Scorci d’infinito. La mostra di Nina Carini a Milano
L’elegante poetica di Nina Carini pervade la millenaria Basilica di San Celso a Milano, creando una dimensione parallela in cui si indagano le possibilità dell’infinito
Cosa possiamo fare per l’Infinito? Questa è una delle domande che danno origine ad Aperçues (“visioni, scorci”), la nuova mostra di Nina Carini (Palermo, 1984) negli spazi della Basilica di San Celso a Milano. L’incontro fra gli ambienti della chiesa e le delicate opere di Carini dà origine a un luogo nuovo e trascendente. La mostra, curata da Angela Madesani e Rischa Paterlini, propone una riflessione sui temi del tempo e del rapporto fra limite e infinito. Utilizzando materiali nobili e spesso semi-trasparenti, come l’alabastro o il vetro, le opere di Carini si situano a metà strada fra il visibile e l’invisibile.

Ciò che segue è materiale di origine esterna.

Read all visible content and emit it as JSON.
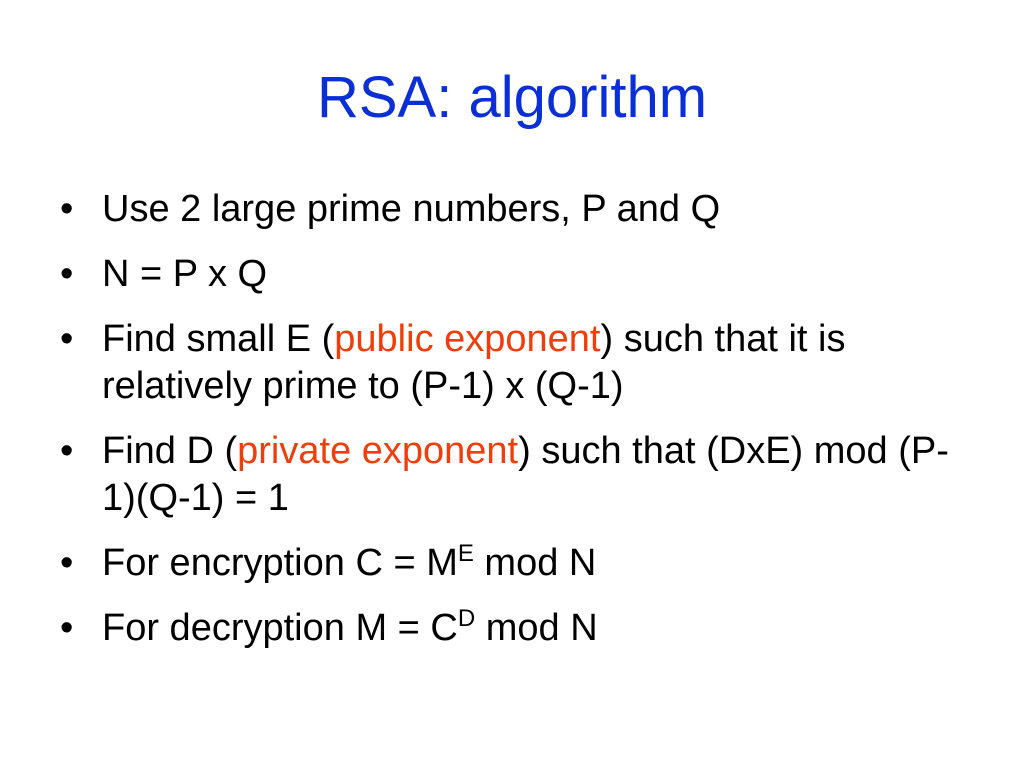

LE OPERE DI NINA CARINI IN MOSTRA A MILANO
Ad accogliere i visitatori, ai lati dell’itinerario che da Corso Italia conduce alla basilica, alcuni ripetitori riproducono le voci di bambini che recitano i nomi di tribù, lingue o parti del mondo che stanno per scomparire. Entrando, si incontrano opere in dialogo con lo spazio espositivo. È il caso, per esempio, di Venere Bugiarda 3023, i cui vasi di fiori – alcuni effimeri, altri stabilizzati ‒ circondano un pilastro della basilica, o di Senza Voce, una scultura in alabastro inserita nel confessionale. Quest’ultima opera, anche per la sua posizione, risulta forse la più intima fra quelle in mostra. Come ci spiega l’artista, “in ‘Senza Voce’ ho cercato di riprodurre l’interno della mia gola, collegandola a una situazione di afasia”. Allestire quest’opera in un confessionale, luogo dedito alla liberazione dai nostri segreti e tormenti, la arricchisce di ulteriore ambiguità e profondità.
L’altare, poi, sottolinea la spiritualità dell’opera posizionata alle sue spalle: Mani come rami che toccano cielo. Realizzata durante la residenza presso Fonderia Battaglia, l’opera si compone di due lunghi rami di bronzo culminanti in mani (ottenute dal calco di quelle dell’artista) rivolte al soffitto della basilica. La tensione verso l’infinito, la forte dimensione spirituale e l’eleganza della fattura rendono quest’opera il fulcro di una mostra che, più che nella singolarità delle sue componenti, trova compimento nella loro reciproca inscindibilità.